Stuck in the confines of the classroom, teachers have turned the subject into an oversimplified object of ridicule. Those reading the subject now are more likely to require a cornucopia of colouring crayons than any classical geographical implement, as to shade the seas, lacquer the land and blush the borders on their incorrectly-labelled maps to the best of their artistic abilities.

This government and the last have set their sights firmly on improvements in maths and science scores as the be all and end all of the nation’s education system. In part, there is something very worthy and earnest about their efforts. British pupils are currently obtaining grades and results below the OECD average for mathematics, and lag far behind nations like China (Shanghai), Hong Kong, Taiwan and Singapore.

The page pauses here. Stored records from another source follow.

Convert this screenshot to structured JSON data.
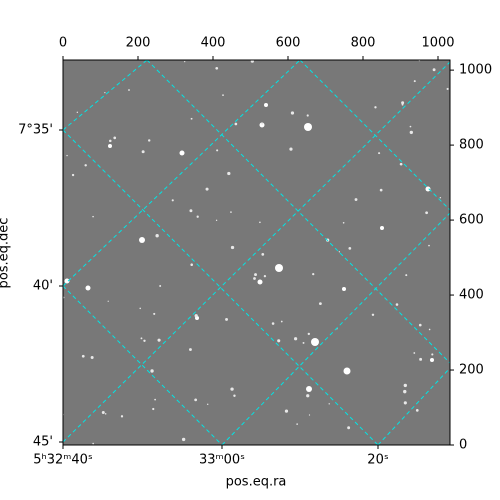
{
  "chart_data": {
    "type": "image",
    "xlabel": "pos.eq.ra",
    "ylabel": "pos.eq.dec",
    "xlim": [
      0,
      1032
    ],
    "xticks": [
      0,
      200,
      400,
      600,
      800,
      1000
    ],
    "ylim": [
      0,
      1027
    ],
    "yticks": [
      0,
      200,
      400,
      600,
      800,
      1000
    ],
    "ra_ticks": [
      "5ʰ32ᵐ40ˢ",
      "33ᵐ00ˢ",
      "20ˢ"
    ],
    "dec_ticks": [
      "7°35'",
      "40'",
      "45'"
    ],
    "grid_color": "#00e5e5",
    "grid": true
  }
}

On the other hand, this focus on the more directly applicable subjects is a by-product of the commercialisation of our education system. No longer does learning exist for learning’s sake. Successive governments have destroyed the vision of the classroom as a forum for pupils to grow, to accomplish, to change the way they see the world through exploration of the arts, humanities and languages.

Rather, in a desperate bid to play catch-up with the East, the school has become a factory, constructing functionally-literate monsters on a production line managed by idiots. The quality control, so to speak, are endless lists of GCSE grades now rendered meaningless by the ease of their attainability.

Funding has collapsed for subjects not deemed profitable. Ofsted found that in one in 10 of the primary schools visited, geography was more or less disappearing. Moreover, in approximately half the primary schools visited, pupils in some classes were taught no geography at all.

The decline in the standard of geography teaching is therefore the result of the state’s neglectful and in some instances deliberately reckless humanities policy programme. Blame must be placed upon the practitioners of course, but it too ought to rest with the enablers. How can teachers carry out fieldwork exercises with no funds for equipment or for transport?

When the world’s attention finally turns towards dealing in a coordinated manner with the great ecological questions of our time - climate change; population growth; natural disasters - geography will be as essential as science to those seeking the answers.

Dr. Rita Gardner, director of the Royal Geographical Society, stresses that “all young people should have the opportunity to experience a good quality geography education so they can understand the world’s places, people and environments.” The government and the teachers need to recognise that such a notion has never been more correct and more relevant.

An edited version of this article was published in London Student, February 14, 2011.